Verdir la planète sans quitter son bureau. La promesse est belle.

« Notre navigateur est équipé de notre moteur de recherche vert et de ses fonctions telles que l'icône de la feuille verte, la notation de l'engagement climatique et le chat AI. Vous pouvez également faire des achats plus durables grâce à notre fonction boutiques partenaires [...], sans frais supplémentaires. ». En réalité, il faut quand même reconnaître que c'est magique parce que sans rien changer à votre façon de faire, grâce à Ecosia, tout sera plus vert et durable. Essayer de résoudre des problèmes (l'écroulement du vivant) par la technologie sans toucher aux causes (le mode de consommation capitaliste, extractiviste et productiviste), c'est la logique même du solutionnisme technologique.
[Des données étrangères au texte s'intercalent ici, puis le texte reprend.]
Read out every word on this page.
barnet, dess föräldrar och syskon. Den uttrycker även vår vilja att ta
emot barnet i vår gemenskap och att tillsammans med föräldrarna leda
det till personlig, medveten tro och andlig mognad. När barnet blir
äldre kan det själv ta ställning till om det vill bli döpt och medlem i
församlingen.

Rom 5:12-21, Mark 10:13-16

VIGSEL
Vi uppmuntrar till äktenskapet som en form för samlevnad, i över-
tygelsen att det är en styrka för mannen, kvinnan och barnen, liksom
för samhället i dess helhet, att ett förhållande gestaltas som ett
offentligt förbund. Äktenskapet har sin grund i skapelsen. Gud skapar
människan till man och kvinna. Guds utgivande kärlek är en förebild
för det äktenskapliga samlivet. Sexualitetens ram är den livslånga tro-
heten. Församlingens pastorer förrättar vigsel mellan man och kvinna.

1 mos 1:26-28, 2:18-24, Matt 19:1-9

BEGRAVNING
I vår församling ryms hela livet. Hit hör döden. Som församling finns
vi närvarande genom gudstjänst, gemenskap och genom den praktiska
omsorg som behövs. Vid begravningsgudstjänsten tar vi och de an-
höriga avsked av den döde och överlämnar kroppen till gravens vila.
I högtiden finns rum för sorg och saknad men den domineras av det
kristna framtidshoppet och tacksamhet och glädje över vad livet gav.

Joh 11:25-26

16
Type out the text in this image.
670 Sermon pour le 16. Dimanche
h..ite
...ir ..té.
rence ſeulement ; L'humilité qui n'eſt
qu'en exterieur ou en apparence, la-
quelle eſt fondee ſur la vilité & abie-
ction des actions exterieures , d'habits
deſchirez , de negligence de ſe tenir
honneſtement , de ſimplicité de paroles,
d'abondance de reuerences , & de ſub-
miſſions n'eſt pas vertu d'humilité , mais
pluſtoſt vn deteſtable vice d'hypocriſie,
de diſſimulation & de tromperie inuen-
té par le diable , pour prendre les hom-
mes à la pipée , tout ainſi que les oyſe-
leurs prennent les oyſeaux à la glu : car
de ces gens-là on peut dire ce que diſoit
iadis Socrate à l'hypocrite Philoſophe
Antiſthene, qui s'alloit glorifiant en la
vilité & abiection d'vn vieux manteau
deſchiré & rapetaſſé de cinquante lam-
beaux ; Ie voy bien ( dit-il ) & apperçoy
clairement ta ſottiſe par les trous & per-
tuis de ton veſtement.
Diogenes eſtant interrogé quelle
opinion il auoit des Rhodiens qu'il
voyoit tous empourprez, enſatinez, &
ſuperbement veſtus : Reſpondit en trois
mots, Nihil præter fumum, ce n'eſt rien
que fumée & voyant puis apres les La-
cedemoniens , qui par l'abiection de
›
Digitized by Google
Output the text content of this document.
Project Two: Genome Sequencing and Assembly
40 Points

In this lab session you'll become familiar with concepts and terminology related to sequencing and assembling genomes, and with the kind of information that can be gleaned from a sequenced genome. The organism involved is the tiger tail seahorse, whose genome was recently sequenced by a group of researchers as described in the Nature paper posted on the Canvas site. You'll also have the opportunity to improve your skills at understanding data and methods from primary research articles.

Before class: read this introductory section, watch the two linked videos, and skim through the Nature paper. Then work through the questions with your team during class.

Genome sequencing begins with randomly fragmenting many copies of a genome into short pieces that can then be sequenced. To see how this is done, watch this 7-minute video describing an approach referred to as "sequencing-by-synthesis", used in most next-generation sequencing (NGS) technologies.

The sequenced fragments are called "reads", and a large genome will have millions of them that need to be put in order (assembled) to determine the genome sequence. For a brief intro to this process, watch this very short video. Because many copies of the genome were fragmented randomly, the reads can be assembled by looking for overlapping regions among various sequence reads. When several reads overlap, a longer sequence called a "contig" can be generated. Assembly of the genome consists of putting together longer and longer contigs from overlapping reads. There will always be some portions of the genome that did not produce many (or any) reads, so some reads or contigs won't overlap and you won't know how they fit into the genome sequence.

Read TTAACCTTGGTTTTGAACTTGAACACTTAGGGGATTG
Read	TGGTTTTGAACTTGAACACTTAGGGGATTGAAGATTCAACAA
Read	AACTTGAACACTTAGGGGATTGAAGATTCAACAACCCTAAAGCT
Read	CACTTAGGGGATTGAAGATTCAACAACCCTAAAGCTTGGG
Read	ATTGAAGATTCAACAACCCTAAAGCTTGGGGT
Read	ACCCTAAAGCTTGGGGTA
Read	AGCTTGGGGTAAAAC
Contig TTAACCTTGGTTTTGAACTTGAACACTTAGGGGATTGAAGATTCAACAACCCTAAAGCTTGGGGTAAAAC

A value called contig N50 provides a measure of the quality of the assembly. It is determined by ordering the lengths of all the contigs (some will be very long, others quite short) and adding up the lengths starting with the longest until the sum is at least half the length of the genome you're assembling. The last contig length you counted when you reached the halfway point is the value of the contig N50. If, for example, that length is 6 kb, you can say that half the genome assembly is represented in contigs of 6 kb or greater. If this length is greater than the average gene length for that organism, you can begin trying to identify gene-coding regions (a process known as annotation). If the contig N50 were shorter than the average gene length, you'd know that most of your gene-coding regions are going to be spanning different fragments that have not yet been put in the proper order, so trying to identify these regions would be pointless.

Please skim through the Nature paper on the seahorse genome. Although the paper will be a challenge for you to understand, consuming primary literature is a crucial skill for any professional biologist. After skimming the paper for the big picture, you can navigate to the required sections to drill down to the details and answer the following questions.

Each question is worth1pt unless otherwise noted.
« Move away from Big Tech. S'éloigner des grandes entreprises technologiques ». Cette dernière promesse m'a fait tomber de ma chaise. Les résultats de recherche d’Ecosia sont fournis par Microsoft Bing et Google Search (source). Les publicités sont quant à elles fournies par Microsoft Advertising et Google AdSense (source). Le navigateur Ecosia est basé sur Chromium, le projet de navigateur open source verrouillé par Google. Il repose, comme presque tous les navigateurs « alternatifs » (à l'exception notable de Firefox) sur le moteur Blink, toujours relié à Google. Même l'IA d'Ecosia est alimentée par OpenAI (l'entreprise derrière ChatGPT, elle-même liée à Microsoft). Prétendre qu'on s'éloigne des grandes entreprises technologiques, sous couvert de greenwashing, alors qu'on dépend de Microsoft, de Google et d'OpenAI, il fallait quand même l'oser...

Bref, lisez l'article en entier, j'aurais quasiment pu commenter chaque phrase. Je ne sais pas quel est le niveau de sincérité autour du projet d'Ecosia, car je ne connais pas personnellement cette société et ses initiateurs. Donc je ne présume de rien, et je n'ai aucune animosité vis-à-vis de cette organisation. Mais avec une telle communication, elle participe à la confusion sémantique et au solutionnisme technologique ambiants. Pire, elle contribue à faire croire qu'adapter notre mode de vie (en l'occurrence numérique) pour maintenir la viabilité de notre planète peut se faire gratuitement, sans changements profonds, sans effort, depuis son PC. Si vous voulez un contre-exemple de communication plus honnête, regardez du côté d'Infomaniak. Et si vous cherchez de vraies alternatives à Google Search et Google Chrome, installez Firefox et faites des recherches sur Duckduckgo (installez Ublock Origins pour bloquer la pub !). Ce sera moins grandiloquent sur l'argument écologique, mais au moins on ne vous prendra pas pour des cons.